I don't even know what she's taking anymore - she's moved on from  alcohol, to taking pain killers to cocaine. I cringe at the memory of  accidentally walking in on her in the bathroom while she was snorting  it, she was too drugged up to even notice she left the door open and I  was leaning against the frame watching her. She doesn't even remember me  throwing the shit down the toilet or the fit she threw when she  realized her last fix for the day was gone. That didn't stop her from  going out and getting more though …          

     



 

I've done everything - I've tried yelling and telling her how I need her  but it always ends up the same way. Her telling me that she has nothing  to live for and that I should just be happy that she's still around.

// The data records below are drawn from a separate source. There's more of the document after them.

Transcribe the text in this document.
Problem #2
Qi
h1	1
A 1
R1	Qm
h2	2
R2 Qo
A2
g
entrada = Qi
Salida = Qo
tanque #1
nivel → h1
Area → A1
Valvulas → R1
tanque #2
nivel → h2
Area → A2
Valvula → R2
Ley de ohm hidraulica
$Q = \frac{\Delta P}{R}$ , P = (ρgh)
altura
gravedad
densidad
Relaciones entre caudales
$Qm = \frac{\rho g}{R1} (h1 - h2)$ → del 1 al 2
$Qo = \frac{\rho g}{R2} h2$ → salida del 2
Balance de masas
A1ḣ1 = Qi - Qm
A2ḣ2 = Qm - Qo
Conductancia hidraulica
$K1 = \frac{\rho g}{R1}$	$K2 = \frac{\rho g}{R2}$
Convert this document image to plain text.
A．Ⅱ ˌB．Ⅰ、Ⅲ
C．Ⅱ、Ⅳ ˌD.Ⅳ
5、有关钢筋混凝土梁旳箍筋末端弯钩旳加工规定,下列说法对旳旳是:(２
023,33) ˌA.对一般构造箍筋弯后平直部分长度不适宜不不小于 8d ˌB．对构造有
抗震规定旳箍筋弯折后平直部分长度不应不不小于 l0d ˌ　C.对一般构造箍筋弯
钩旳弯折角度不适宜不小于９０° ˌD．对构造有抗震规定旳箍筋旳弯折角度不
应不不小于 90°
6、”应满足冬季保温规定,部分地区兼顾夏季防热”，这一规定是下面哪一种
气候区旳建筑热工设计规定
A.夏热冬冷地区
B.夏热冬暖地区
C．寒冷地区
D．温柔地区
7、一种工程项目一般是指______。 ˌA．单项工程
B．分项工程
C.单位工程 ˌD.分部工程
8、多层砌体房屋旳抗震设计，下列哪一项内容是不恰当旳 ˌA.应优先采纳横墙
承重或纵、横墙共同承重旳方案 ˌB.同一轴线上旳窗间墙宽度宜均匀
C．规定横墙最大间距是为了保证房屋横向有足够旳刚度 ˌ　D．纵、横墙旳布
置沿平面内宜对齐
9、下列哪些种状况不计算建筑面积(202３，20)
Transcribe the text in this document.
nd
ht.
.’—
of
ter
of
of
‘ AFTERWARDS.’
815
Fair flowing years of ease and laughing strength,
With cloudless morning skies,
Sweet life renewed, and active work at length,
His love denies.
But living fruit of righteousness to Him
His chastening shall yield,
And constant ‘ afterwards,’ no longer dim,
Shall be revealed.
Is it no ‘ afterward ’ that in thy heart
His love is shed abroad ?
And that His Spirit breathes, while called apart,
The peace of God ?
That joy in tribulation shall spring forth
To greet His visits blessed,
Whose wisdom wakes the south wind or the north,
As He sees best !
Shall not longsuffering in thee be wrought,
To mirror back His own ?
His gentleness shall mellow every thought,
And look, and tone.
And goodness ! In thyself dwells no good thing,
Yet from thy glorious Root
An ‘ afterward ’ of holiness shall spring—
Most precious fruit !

Yeah …  that hurt like a bitch, but I was done crying, I cried all I could  the day I said goodbye to daddy at his funeral and it felt better when I  cut off everything, when I blocked it all out  –  people say that you  shouldn't keep everything bottled up inside but I disagree.

I don't let the hurtful things my mother says when she's high get to me  anymore and I don't let the sadness creep in when I think about daddy … I  can't. I don't feel much anymore therefore I don't cry anymore, it all  works out better this way. The day I begged my mother to stop with the  drugs only to have her slap me and tell me to piss off was the last time  I let my emotions show, I know deep down I am weak but that doesn't  mean I want others to see it.

I don't know why she doesn't see that she still has me to live for!  Doesn't she see that I'm still around? That I need her! She's not the  only one that lost him, I lost him too! I don't know this person she has  become, since she started with the drugs she's been acting as if she's  my age, cussing and wearing slutty clothes that barely cover anything-  she has the perfect body but she's attracting attention from the wrong  guys. I think she tries to see other guys just to forget about dad but  nothing can compare to her prince charming, none of these low lives  could ever live up to my father, why can't she see this and stop wasting  her time?